Good afternoon everyone
in the figure,,
QR/QS = QT/PR And angle 1 =angle 2
then prove That PQS similar to TQR...
is the above solution correct or not?
if not,, then please provide the correct solution...
Answers
Step-by-step explanation:
Please find the answer to your question below
Here you didnot provide any diagram for the question
But if in two triangles if the sides are proportional and one angle is equal then the triangles are similar according to SAS criterion
So Given thatIn triangle TQR, QR/QS = QT/PR and angle 1 = angle 2.
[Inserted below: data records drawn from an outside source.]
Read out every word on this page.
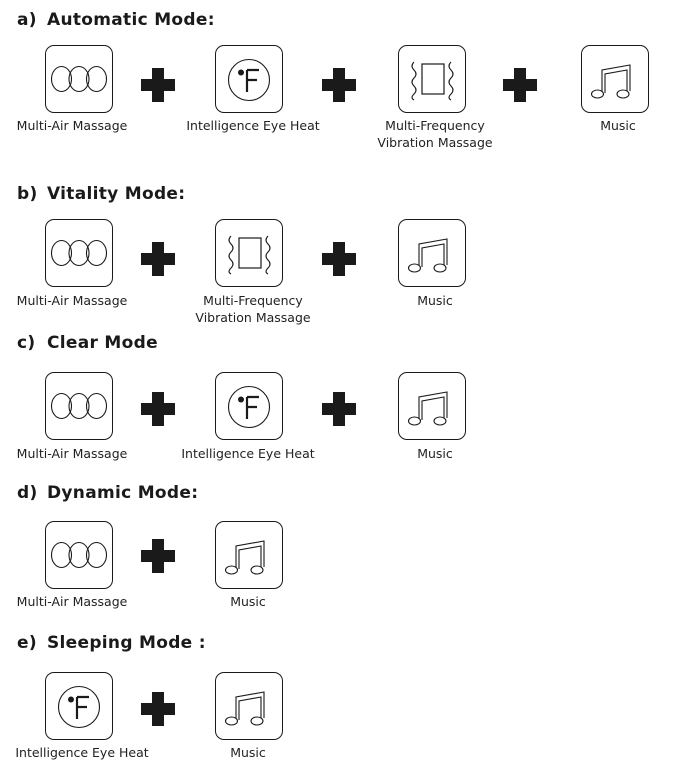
a) Automatic Mode:
Multi-Air Massage	Intelligence Eye Heat	Multi-Frequency
Vibration Massage
Music
b) Vitality Mode:
Multi-Air Massage	Multi-Frequency
Vibration Massage
Music
c) Clear Mode
Multi-Air Massage	Intelligence Eye Heat	Music
d) Dynamic Mode:
Multi-Air Massage	Music
e) Sleeping Mode :
Intelligence Eye Heat	Music
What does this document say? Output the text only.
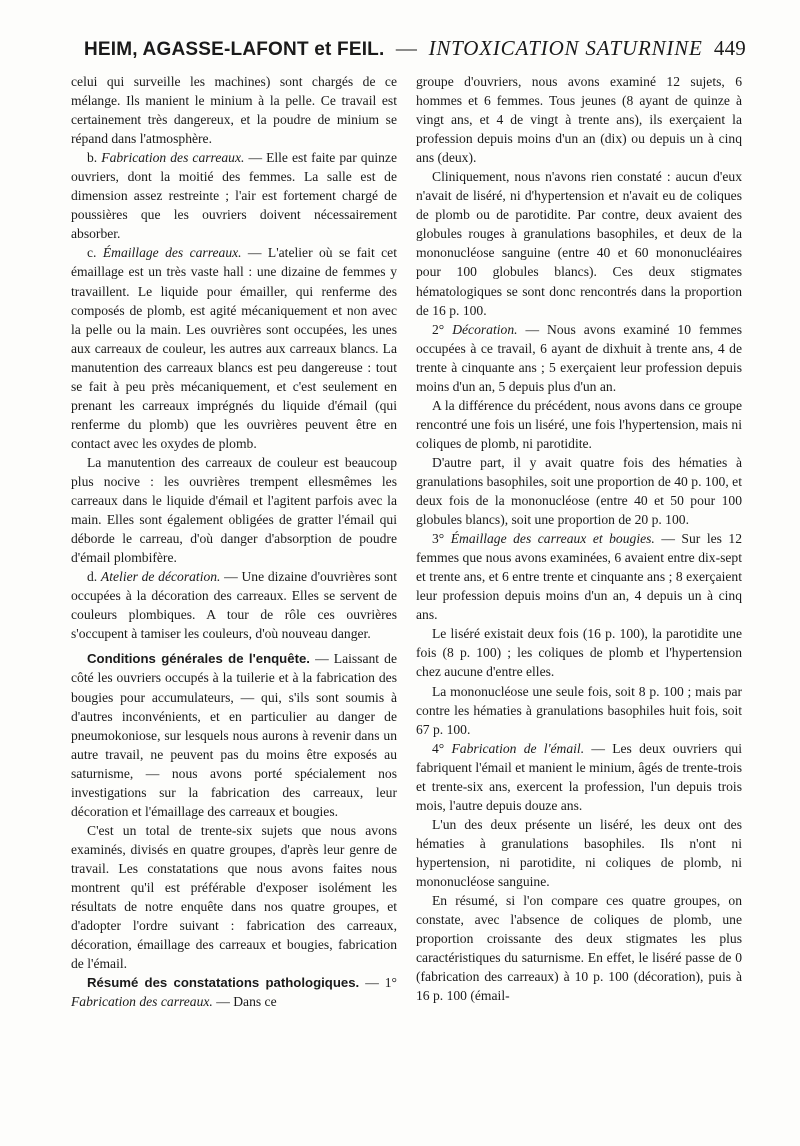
HEIM, AGASSE-LAFONT et FEIL. — INTOXICATION SATURNINE 449

celui qui surveille les machines) sont chargés de ce mélange. Ils manient le minium à la pelle. Ce travail est certainement très dangereux, et la poudre de minium se répand dans l'atmosphère.

b. Fabrication des carreaux. — Elle est faite par quinze ouvriers, dont la moitié des femmes. La salle est de dimension assez restreinte ; l'air est fortement chargé de poussières que les ouvriers doivent nécessairement absorber.

c. Émaillage des carreaux. — L'atelier où se fait cet émaillage est un très vaste hall : une dizaine de femmes y travaillent. Le liquide pour émailler, qui renferme des composés de plomb, est agité mécaniquement et non avec la pelle ou la main. Les ouvrières sont occupées, les unes aux carreaux de couleur, les autres aux carreaux blancs. La manutention des carreaux blancs est peu dangereuse : tout se fait à peu près mécaniquement, et c'est seulement en prenant les carreaux imprégnés du liquide d'émail (qui renferme du plomb) que les ouvrières peuvent être en contact avec les oxydes de plomb.

La manutention des carreaux de couleur est beaucoup plus nocive : les ouvrières trempent ellesmêmes les carreaux dans le liquide d'émail et l'agitent parfois avec la main. Elles sont également obligées de gratter l'émail qui déborde le carreau, d'où danger d'absorption de poudre d'émail plombifère.

d. Atelier de décoration. — Une dizaine d'ouvrières sont occupées à la décoration des carreaux. Elles se servent de couleurs plombiques. A tour de rôle ces ouvrières s'occupent à tamiser les couleurs, d'où nouveau danger.

Conditions générales de l'enquête. — Laissant de côté les ouvriers occupés à la tuilerie et à la fabrication des bougies pour accumulateurs, — qui, s'ils sont soumis à d'autres inconvénients, et en particulier au danger de pneumokoniose, sur lesquels nous aurons à revenir dans un autre travail, ne peuvent pas du moins être exposés au saturnisme, — nous avons porté spécialement nos investigations sur la fabrication des carreaux, leur décoration et l'émaillage des carreaux et bougies.

C'est un total de trente-six sujets que nous avons examinés, divisés en quatre groupes, d'après leur genre de travail. Les constatations que nous avons faites nous montrent qu'il est préférable d'exposer isolément les résultats de notre enquête dans nos quatre groupes, et d'adopter l'ordre suivant : fabrication des carreaux, décoration, émaillage des carreaux et bougies, fabrication de l'émail.

Résumé des constatations pathologiques. — 1° Fabrication des carreaux. — Dans ce

groupe d'ouvriers, nous avons examiné 12 sujets, 6 hommes et 6 femmes. Tous jeunes (8 ayant de quinze à vingt ans, et 4 de vingt à trente ans), ils exerçaient la profession depuis moins d'un an (dix) ou depuis un à cinq ans (deux).

Cliniquement, nous n'avons rien constaté : aucun d'eux n'avait de liséré, ni d'hypertension et n'avait eu de coliques de plomb ou de parotidite. Par contre, deux avaient des globules rouges à granulations basophiles, et deux de la mononucléose sanguine (entre 40 et 60 mononucléaires pour 100 globules blancs). Ces deux stigmates hématologiques se sont donc rencontrés dans la proportion de 16 p. 100.

2° Décoration. — Nous avons examiné 10 femmes occupées à ce travail, 6 ayant de dixhuit à trente ans, 4 de trente à cinquante ans ; 5 exerçaient leur profession depuis moins d'un an, 5 depuis plus d'un an.

A la différence du précédent, nous avons dans ce groupe rencontré une fois un liséré, une fois l'hypertension, mais ni coliques de plomb, ni parotidite.

D'autre part, il y avait quatre fois des hématies à granulations basophiles, soit une proportion de 40 p. 100, et deux fois de la mononucléose (entre 40 et 50 pour 100 globules blancs), soit une proportion de 20 p. 100.

3° Émaillage des carreaux et bougies. — Sur les 12 femmes que nous avons examinées, 6 avaient entre dix-sept et trente ans, et 6 entre trente et cinquante ans ; 8 exerçaient leur profession depuis moins d'un an, 4 depuis un à cinq ans.

Le liséré existait deux fois (16 p. 100), la parotidite une fois (8 p. 100) ; les coliques de plomb et l'hypertension chez aucune d'entre elles.

La mononucléose une seule fois, soit 8 p. 100 ; mais par contre les hématies à granulations basophiles huit fois, soit 67 p. 100.

4° Fabrication de l'émail. — Les deux ouvriers qui fabriquent l'émail et manient le minium, âgés de trente-trois et trente-six ans, exercent la profession, l'un depuis trois mois, l'autre depuis douze ans.

L'un des deux présente un liséré, les deux ont des hématies à granulations basophiles. Ils n'ont ni hypertension, ni parotidite, ni coliques de plomb, ni mononucléose sanguine.

En résumé, si l'on compare ces quatre groupes, on constate, avec l'absence de coliques de plomb, une proportion croissante des deux stigmates les plus caractéristiques du saturnisme. En effet, le liséré passe de 0 (fabrication des carreaux) à 10 p. 100 (décoration), puis à 16 p. 100 (émail-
So triangle PQS ~ triangle PQR.
Given,
QR/QS = QT/PR... (1)
Angle(1) = Angle(2)....(2)
We know,
Identify (SAS) is used when we deal with proving side, angle, side equal for both the triangles,
We have,
In triangle(PQR),
Angle(1) = Angle(2)...[given]
So,
We know sides opposite to equal angles are equal,
Then,
PR = PQ.... (3)
From (1) and (3),
QR/QS = QT/PQ... (4)
Now, in triangle(PQS) and triangle(TQR),
From (4),
QR/QS = QT/PQ
And angle(1) = Angle(1)...[common angle]
Hence proved by SAS congruence identity,
Triangle (PQS) ~ Triangle (TQR)